Milli Ticaret Bahriye Kaptan ve Çarkçı Mektebi Ali’sinden (Sivil Kaptan ve Makinistler Mektebi) 1913 yılında ilk mezunlarının yer aldığı listedeki mezunlar. Yani bizim ilk mezunlarımız. İsmail Kalkavan’da aralarında. Bundan sonra da Fahrettin Hoca’nın anlattığı diğer Kalkavan’ları aramaya başladım. Altı kişi tespit edebildim. Bu aşamadan sonra da okulumuzdan mezun Kalkavanlar için bir albüm hazırlamaya karar verdim. Mezun Kalkavanlar sırasıyla:
1913 Gv.İsmail Kalkavan
1942 Gv. Mustafa Kalkavan
1968 Gv.Çetinkaya Kalkavan
1978 Mk.Ethem Kalkavan
1997 Mk.Koray Cem Kalkavan
2005 Gv.Şevket Kalkavan
Katkılarından dolayı Çetin KALKAVAN,Tekin CAN,Yavuz KALKAVAN,Ethem KALKAVAN,Cem KALKAVAN ve Şevket KALKAVAN’a çok teşekkür ediyorum.
1913 Gv.İsmail KALKAVAN
Babası, Denizcilik Tarihimiz de adı geçen ilk Kalkavan olarak bilinen Rıza Kalkavan’dır.Rıza Kalkavan’ın Bir kardeşi daha var, ağabeyi Abbas Kalkavan. Abbas Kalkavan İyidere Sarayköy de kalıyor. Rıza Kalkavan ise İstanbul’a geliyor. Bilinen en eski Kalkavan’lar bunlardır.(Tekin Can ifadesidir.) Rıza Kalkavan’ın 4 çocuğu oluyor. İbrahim Kalkavan, İsmail Kalkavan, Nazım Kalkavan, Sabahat Kalkavan
Reşit Kalkavan’ın oğlu Çetinkaya Kalkavan anlatıyor:
“İsmail Kalkavan bizim ailenin en büyüğü ve kurucusu gibi olan Sakallı lakaplı Rıza Kalkavan’ın oğludur. Ben de kendisi, hanımı ve çocuklarıyla tanışmıştım. Babamın anlattıklarından hatırladıklarıma göre, Heybeli Ada’nın hemen hemen dörtte üçünün sahibi idi. Deniz Harp Okulunun arazisinin kendisi okula bağışlamıştır. En son adada köşk vardı, torunu ne yaptı bilmiyorum.”
Tekin Can anlatıyor;
“Beşiktaş güreş takımının hamisiydi. Bütün misafir güreş takımları onun evinde kalırdı. Adadaki köşkte kalmışlığım vardır. Annemle geldiğimizde Adadaki yazlıkta kalırdık. Beni çok severdi. Üç oğlu vardı. Mete, Orhan, Kayhan Kalkavan. Mete Kalkavan Beşiktaş Divan üyesiydi.
Yavuz Kalkavan anlatıyor;
En son Yavuz Kalkavan’ı ziyaret ettiğimizde, aile ile ilgili bilgileri beni çok şaşırttı. Genç yaşına rağmen ailenin fertlerini iyi tanıdığını öğrenmek, denizcilik tarihimiz için büyük bir talih olduğunu düşünüyorum. Aile için biriktirdiği resimler ve arşivler ileride iyi bir kaynak olacağa benziyor.
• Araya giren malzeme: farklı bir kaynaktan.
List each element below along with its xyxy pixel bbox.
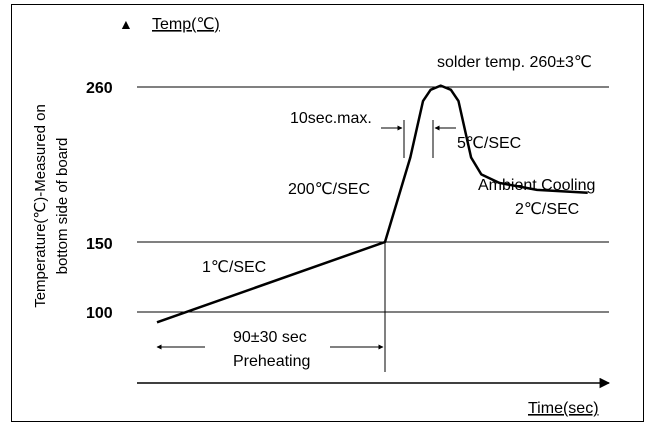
preheat-time-annotation: 90±30 sec [233, 329, 307, 346]
tick-label-100: 100 [86, 305, 113, 322]
tick-label-150: 150 [86, 236, 113, 253]
solder-temp-annotation: solder temp. 260±3℃ [437, 54, 592, 71]
preheat-rate-annotation: 1℃/SEC [202, 259, 266, 276]
tick-label-260: 260 [86, 80, 113, 97]
cooling-annotation-line1: Ambient Cooling [478, 177, 595, 194]
chart-frame [11, 4, 644, 422]
ramp-up-annotation: 200℃/SEC [288, 181, 370, 198]
cooling-annotation-line2: 2℃/SEC [515, 201, 579, 218]
peak-duration-annotation: 10sec.max. [290, 110, 372, 127]
y-axis-side-label-line2: bottom side of board [54, 138, 71, 275]
ramp-down-annotation: 5℃/SEC [457, 135, 521, 152]
preheating-annotation: Preheating [233, 353, 310, 370]
y-axis-side-label-line1: Temperature(℃)-Measured on [32, 104, 49, 308]
y-axis-arrow-icon: ▲ [119, 16, 133, 32]
temperature-profile-line [156, 84, 588, 324]
x-axis-label: Time(sec) [528, 400, 599, 417]
y-axis-label: Temp(℃) [152, 16, 220, 33]
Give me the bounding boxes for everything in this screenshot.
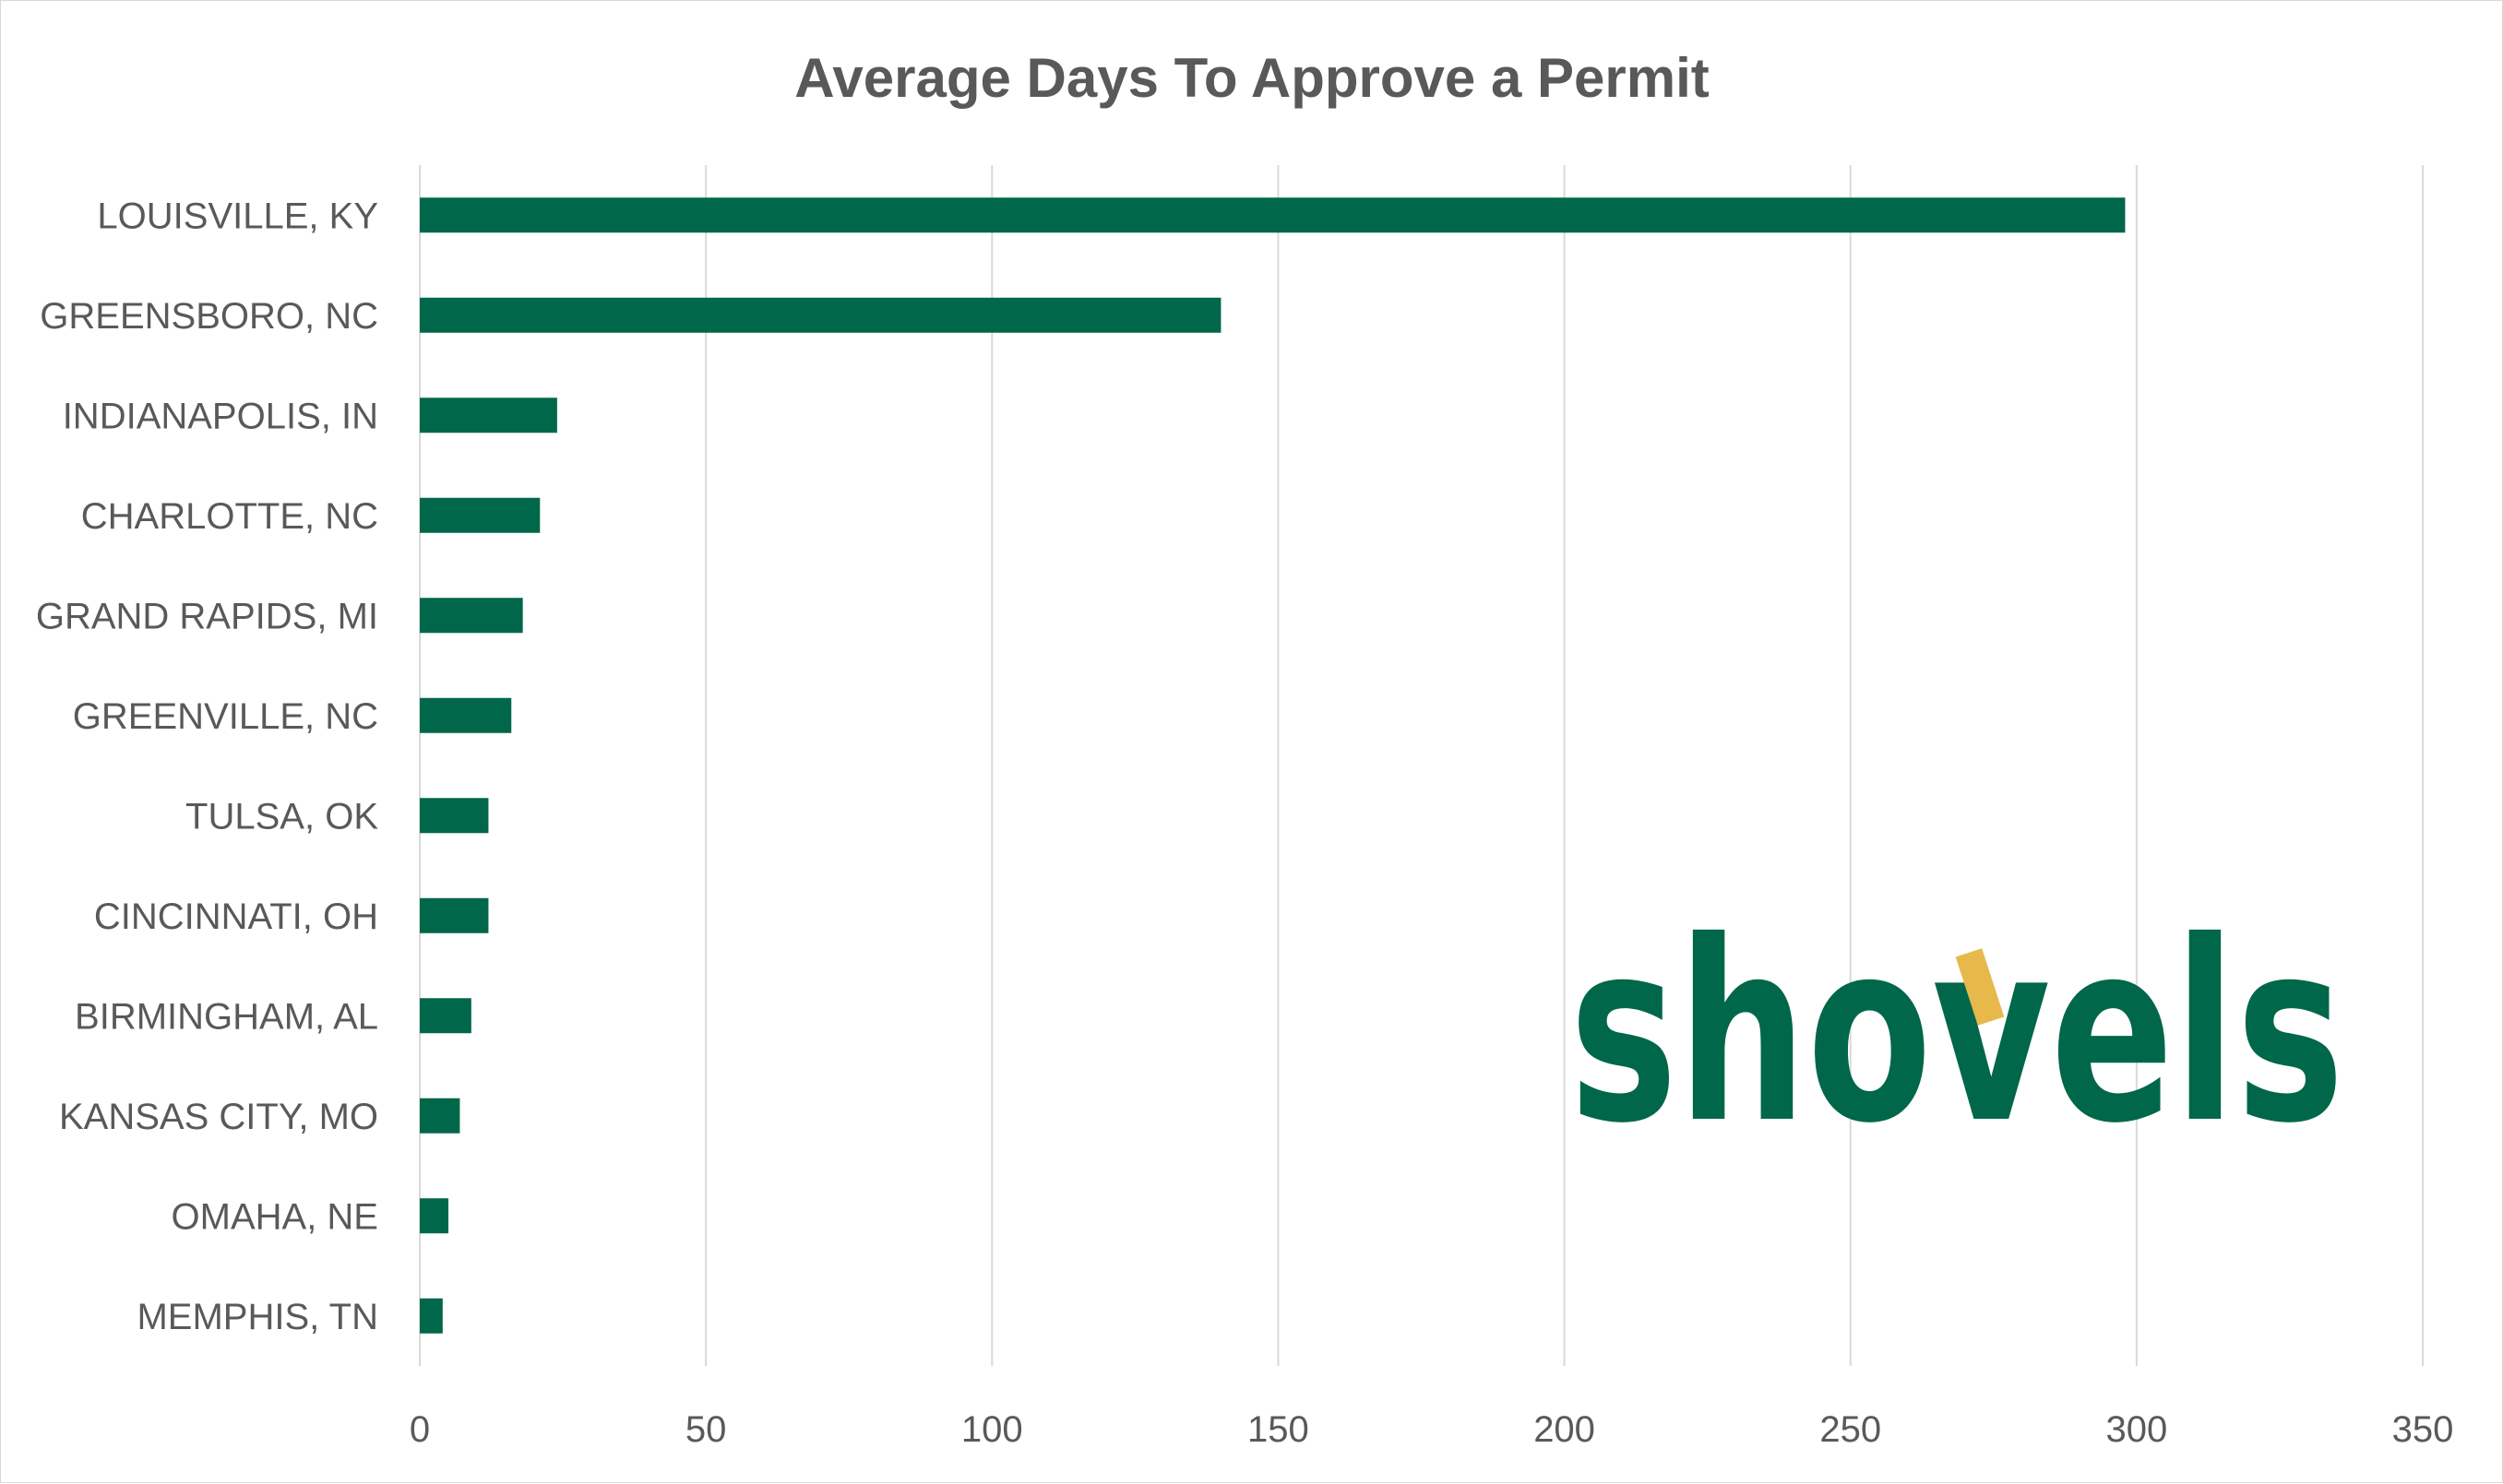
bar: [420, 398, 557, 433]
category-label: LOUISVILLE, KY: [97, 196, 378, 236]
category-labels: LOUISVILLE, KY GREENSBORO, NC INDIANAPOLIS…: [36, 196, 378, 1337]
x-tick-label: 200: [1533, 1409, 1595, 1450]
x-tick-label: 300: [2105, 1409, 2167, 1450]
gridlines: [419, 165, 2424, 1366]
shovels-logo: shovels: [1569, 887, 2344, 1178]
category-label: MEMPHIS, TN: [137, 1297, 378, 1337]
bar: [420, 497, 541, 533]
x-tick-label: 350: [2392, 1409, 2454, 1450]
x-tick-label: 50: [685, 1409, 727, 1450]
category-label: GRAND RAPIDS, MI: [36, 596, 378, 636]
x-tick-label: 150: [1247, 1409, 1309, 1450]
logo-shovel-accent: [1955, 948, 2005, 1026]
bar: [420, 798, 489, 834]
category-label: TULSA, OK: [185, 796, 378, 837]
bar: [420, 598, 523, 634]
category-label: GREENVILLE, NC: [73, 696, 378, 737]
bar: [420, 197, 2126, 233]
bar: [420, 697, 512, 733]
bar: [420, 998, 471, 1034]
x-tick-label: 250: [1819, 1409, 1881, 1450]
logo-wordmark: shovels: [1569, 887, 2344, 1178]
bar: [420, 1298, 443, 1334]
x-tick-label: 100: [961, 1409, 1023, 1450]
bar: [420, 297, 1222, 333]
x-tick-labels: 0 50 100 150 200 250 300 350: [410, 1409, 2454, 1450]
bar: [420, 1098, 460, 1134]
category-label: GREENSBORO, NC: [40, 296, 378, 337]
bars: [420, 197, 2126, 1334]
chart-title: Average Days To Approve a Permit: [794, 47, 1709, 109]
category-label: KANSAS CITY, MO: [59, 1097, 378, 1137]
bar: [420, 1198, 449, 1234]
category-label: CHARLOTTE, NC: [81, 496, 378, 537]
category-label: CINCINNATI, OH: [94, 896, 378, 937]
category-label: BIRMINGHAM, AL: [75, 996, 378, 1037]
category-label: OMAHA, NE: [172, 1196, 378, 1237]
x-tick-label: 0: [410, 1409, 430, 1450]
category-label: INDIANAPOLIS, IN: [63, 396, 378, 436]
bar: [420, 897, 489, 933]
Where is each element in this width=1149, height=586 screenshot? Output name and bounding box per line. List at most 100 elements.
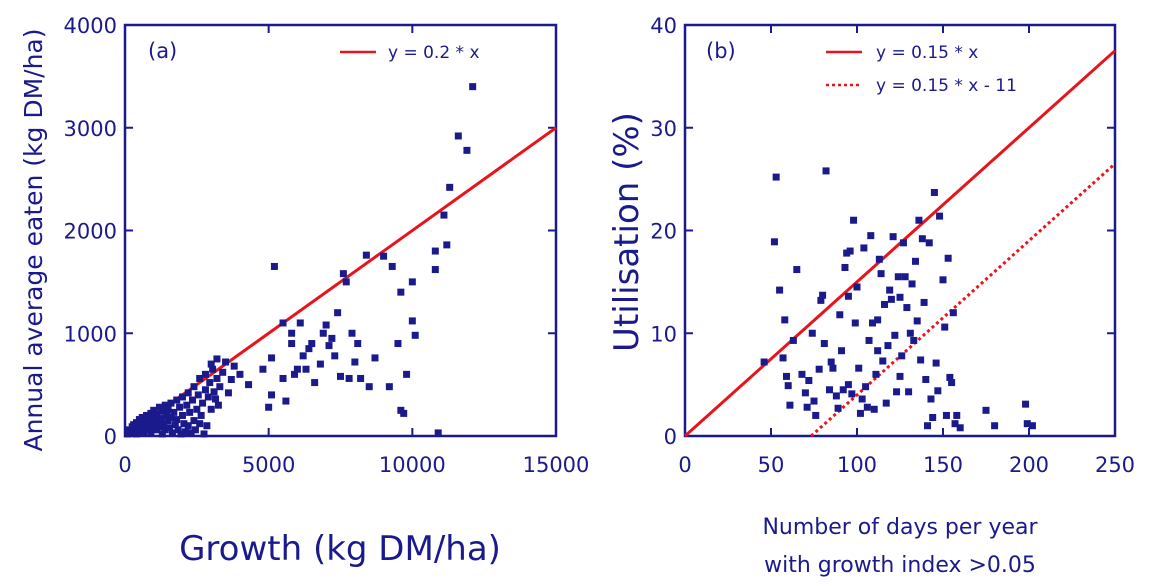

Yavuz Kalkavan sohbetimizde büyüklerinden duyduğu Rıza Kalkavan ile ilgili anıları bizimle paylaştı;
“Halis Kalkavan anlatmıştı: İkinci Dünya Savaşı’nın son zamanları. Tahminen 1944 yılı Temmuz ayı. Halis Kalkavan ve Yusuf Kalkavan iki kuzen. Köstence’ye Yahudi mültecileri almak için yola çıkıyorlar. Gittikleri tekne küçük bir taka. İsmi de İkbal. Ancak tekne Köstence’de Bulgarlar tarafından tutuklanıyor. İki Kalkavan yaklaşık 7,5 ay tekneden çıkmadan, sadece tekneye atılan ekmek ile ayakta kalmaya çalışıyorlar. Daha sonra tekneyi Varna’ya çekiyorlar. Bu süre içerisinde aile ancak Köstence’de olduklarını öğreniyor.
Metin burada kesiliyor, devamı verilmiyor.